4.18. ISO and EGFR Surface Plasmon Resonance Assay
Sensor NTA chip was used to immobilize histidine-tagged proteins for surface plasmon resonance (SPR) assays. To do so, 5 mM NiCl2 flowed through the surface of the chip test channel at a flow rate of 30 μL/min for 120 s. After the target EGFR was captured by the divalent nickel ion in the analysis buffer, the protein was injected into the chip and was diluted to 20 μg/mL. The flow rate was set to 10 μL/min for 240 s to capture EGFR protein.
The binding properties of EGFR to ISO were initially determined and evaluated manually. The highest concentration of EGFR used was 100 μM, and nine concentrations were established to form a twofold gradient dilution: 0, 0.78125, 1.5625, 3.125, 6.25, 12.5, 25, 50, and 100 μM. The experiments were run in multiple cycles. The data were fitted using BIAcore T200 analysis software v3.2 (GE Biacore, Boston, MA, USA) using a 1:1 Langmuir binding model, and the steady-state fitting methods were used to determine the KD value.
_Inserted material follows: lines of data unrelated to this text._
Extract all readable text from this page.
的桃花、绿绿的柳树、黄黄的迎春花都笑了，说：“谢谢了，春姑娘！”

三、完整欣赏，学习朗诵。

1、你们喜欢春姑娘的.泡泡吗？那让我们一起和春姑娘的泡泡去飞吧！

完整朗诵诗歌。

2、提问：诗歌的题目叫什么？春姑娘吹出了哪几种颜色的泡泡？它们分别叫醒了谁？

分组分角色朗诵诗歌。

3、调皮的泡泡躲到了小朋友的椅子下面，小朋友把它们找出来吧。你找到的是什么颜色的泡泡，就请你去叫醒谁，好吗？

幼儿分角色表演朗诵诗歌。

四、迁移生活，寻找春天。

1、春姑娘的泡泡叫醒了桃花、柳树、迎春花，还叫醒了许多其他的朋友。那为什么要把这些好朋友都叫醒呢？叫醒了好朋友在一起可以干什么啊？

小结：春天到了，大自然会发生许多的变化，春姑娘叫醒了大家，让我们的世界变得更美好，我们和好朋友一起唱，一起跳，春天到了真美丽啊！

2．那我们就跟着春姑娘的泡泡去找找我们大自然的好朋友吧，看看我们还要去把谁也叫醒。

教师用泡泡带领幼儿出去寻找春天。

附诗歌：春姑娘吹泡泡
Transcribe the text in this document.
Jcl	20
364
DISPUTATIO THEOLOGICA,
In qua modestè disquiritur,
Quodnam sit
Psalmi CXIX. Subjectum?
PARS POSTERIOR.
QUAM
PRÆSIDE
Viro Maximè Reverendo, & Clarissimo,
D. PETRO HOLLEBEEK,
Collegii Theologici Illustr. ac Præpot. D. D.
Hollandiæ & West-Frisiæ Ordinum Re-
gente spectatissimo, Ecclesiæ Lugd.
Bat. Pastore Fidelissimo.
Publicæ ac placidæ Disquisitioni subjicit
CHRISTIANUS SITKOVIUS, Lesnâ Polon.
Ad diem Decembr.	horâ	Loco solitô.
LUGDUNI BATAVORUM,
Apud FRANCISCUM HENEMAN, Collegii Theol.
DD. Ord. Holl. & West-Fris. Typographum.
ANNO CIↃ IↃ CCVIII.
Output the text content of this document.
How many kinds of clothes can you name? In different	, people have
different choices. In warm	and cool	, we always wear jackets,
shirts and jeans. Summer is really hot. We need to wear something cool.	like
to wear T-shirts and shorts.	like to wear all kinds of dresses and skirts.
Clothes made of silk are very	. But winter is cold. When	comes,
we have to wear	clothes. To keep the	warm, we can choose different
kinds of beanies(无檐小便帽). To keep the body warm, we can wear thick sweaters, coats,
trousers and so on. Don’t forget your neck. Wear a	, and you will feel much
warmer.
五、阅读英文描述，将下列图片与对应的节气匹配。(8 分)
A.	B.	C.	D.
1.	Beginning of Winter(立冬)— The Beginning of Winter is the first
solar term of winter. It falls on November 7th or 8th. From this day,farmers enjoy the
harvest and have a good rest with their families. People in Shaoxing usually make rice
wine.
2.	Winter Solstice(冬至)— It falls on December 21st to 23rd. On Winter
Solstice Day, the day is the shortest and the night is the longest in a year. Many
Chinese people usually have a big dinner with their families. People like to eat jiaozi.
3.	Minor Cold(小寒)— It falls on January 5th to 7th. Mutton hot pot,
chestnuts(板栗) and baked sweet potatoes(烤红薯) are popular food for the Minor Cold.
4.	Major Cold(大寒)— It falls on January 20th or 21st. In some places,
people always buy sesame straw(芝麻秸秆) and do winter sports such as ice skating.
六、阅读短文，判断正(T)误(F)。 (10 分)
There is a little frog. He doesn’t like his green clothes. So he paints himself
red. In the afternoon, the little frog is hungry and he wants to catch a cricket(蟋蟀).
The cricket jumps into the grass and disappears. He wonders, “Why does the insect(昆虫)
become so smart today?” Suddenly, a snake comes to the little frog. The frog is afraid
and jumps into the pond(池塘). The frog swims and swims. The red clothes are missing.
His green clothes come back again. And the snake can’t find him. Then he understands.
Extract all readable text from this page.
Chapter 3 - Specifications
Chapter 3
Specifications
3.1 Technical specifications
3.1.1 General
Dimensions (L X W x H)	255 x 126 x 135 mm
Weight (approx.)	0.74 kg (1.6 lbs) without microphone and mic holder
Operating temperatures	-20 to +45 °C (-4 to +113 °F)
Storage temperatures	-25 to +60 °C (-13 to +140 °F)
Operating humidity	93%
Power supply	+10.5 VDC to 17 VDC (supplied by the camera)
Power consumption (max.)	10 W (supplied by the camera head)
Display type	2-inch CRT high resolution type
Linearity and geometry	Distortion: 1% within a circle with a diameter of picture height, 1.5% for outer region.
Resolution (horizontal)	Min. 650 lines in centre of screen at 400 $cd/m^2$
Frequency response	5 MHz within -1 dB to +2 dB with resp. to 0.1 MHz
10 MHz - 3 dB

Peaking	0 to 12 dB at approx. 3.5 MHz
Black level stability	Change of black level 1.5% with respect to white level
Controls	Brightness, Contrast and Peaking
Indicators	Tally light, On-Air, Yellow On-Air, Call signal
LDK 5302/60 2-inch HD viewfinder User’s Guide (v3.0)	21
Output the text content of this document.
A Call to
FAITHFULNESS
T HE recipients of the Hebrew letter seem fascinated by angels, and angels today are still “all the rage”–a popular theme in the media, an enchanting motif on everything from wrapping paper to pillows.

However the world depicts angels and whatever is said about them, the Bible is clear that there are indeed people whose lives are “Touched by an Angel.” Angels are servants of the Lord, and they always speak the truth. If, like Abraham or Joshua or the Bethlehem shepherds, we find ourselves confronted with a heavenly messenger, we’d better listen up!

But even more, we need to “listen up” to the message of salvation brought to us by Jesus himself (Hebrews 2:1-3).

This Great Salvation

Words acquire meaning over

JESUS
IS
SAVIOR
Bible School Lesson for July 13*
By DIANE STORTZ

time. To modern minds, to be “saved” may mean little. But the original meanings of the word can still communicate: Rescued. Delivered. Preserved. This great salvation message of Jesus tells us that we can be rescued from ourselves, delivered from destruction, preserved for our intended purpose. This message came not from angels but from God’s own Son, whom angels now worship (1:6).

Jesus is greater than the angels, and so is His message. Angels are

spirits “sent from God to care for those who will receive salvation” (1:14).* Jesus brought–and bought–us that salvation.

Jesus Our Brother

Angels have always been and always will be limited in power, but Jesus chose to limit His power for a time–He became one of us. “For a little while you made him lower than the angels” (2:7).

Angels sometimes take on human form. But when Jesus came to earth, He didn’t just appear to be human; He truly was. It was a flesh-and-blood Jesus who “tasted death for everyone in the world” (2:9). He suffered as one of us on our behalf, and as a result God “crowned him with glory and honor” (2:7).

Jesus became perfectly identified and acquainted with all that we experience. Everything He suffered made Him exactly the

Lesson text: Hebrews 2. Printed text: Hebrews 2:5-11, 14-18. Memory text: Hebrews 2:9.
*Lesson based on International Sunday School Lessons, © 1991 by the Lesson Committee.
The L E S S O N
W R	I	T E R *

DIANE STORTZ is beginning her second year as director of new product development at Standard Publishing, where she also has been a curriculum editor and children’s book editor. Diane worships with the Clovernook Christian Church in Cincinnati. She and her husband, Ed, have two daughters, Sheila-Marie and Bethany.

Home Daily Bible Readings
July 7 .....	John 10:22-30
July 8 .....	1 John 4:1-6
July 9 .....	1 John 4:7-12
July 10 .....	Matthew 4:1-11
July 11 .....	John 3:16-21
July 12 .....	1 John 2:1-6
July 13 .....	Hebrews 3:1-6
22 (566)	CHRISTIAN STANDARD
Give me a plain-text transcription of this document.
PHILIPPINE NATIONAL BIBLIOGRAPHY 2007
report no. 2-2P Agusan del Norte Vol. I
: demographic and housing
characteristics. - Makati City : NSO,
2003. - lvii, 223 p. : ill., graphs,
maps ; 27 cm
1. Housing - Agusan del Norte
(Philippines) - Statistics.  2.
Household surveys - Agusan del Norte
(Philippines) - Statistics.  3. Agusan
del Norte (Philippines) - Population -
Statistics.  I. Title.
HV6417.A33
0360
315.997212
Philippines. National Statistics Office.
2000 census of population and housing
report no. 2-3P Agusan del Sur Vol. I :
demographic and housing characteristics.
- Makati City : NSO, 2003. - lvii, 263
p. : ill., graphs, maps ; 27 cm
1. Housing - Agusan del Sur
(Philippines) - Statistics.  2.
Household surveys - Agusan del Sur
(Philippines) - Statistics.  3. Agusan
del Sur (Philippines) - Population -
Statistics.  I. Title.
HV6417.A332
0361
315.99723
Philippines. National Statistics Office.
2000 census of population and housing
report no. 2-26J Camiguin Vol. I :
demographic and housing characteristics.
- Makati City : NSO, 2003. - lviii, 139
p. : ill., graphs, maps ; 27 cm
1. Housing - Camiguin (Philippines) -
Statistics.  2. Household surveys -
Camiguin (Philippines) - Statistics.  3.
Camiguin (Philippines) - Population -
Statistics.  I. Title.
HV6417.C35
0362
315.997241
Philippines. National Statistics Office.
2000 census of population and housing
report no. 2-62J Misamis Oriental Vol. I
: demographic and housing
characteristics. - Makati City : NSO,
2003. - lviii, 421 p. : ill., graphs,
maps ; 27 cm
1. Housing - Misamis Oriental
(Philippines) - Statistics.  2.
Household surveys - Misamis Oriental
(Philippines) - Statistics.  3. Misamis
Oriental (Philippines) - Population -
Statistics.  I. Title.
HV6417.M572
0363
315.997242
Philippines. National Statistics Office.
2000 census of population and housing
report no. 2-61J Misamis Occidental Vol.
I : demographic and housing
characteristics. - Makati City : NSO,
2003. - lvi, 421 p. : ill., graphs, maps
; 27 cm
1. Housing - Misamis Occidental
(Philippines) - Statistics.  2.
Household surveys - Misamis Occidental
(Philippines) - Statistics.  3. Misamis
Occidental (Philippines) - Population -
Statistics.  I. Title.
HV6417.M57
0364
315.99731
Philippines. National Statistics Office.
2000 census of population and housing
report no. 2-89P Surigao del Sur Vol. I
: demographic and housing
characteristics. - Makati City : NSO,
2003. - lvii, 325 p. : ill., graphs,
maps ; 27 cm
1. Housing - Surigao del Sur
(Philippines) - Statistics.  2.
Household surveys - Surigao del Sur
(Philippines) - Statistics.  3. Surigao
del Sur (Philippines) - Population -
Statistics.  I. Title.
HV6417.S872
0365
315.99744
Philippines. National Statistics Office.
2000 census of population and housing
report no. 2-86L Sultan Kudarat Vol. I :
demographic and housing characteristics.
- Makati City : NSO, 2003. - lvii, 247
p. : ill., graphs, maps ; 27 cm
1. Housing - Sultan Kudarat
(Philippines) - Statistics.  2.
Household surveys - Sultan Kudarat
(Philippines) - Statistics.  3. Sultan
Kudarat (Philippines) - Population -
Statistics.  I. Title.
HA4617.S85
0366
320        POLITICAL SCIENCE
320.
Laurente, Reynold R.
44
4.19. Statistical Analysis
All data were expressed by GraphPad Prism 8.0 (San Diego, CA, USA) and are shown as means ± standard deviation (SD). An unpaired Student’s t-test and one-way analysis of variance (ANOVA) were used for comparisons between two different groups or larger numbers of groups. A log-rank test was used for the contrast of survival curves. p-values < 0.05 were considered to be statistically significant.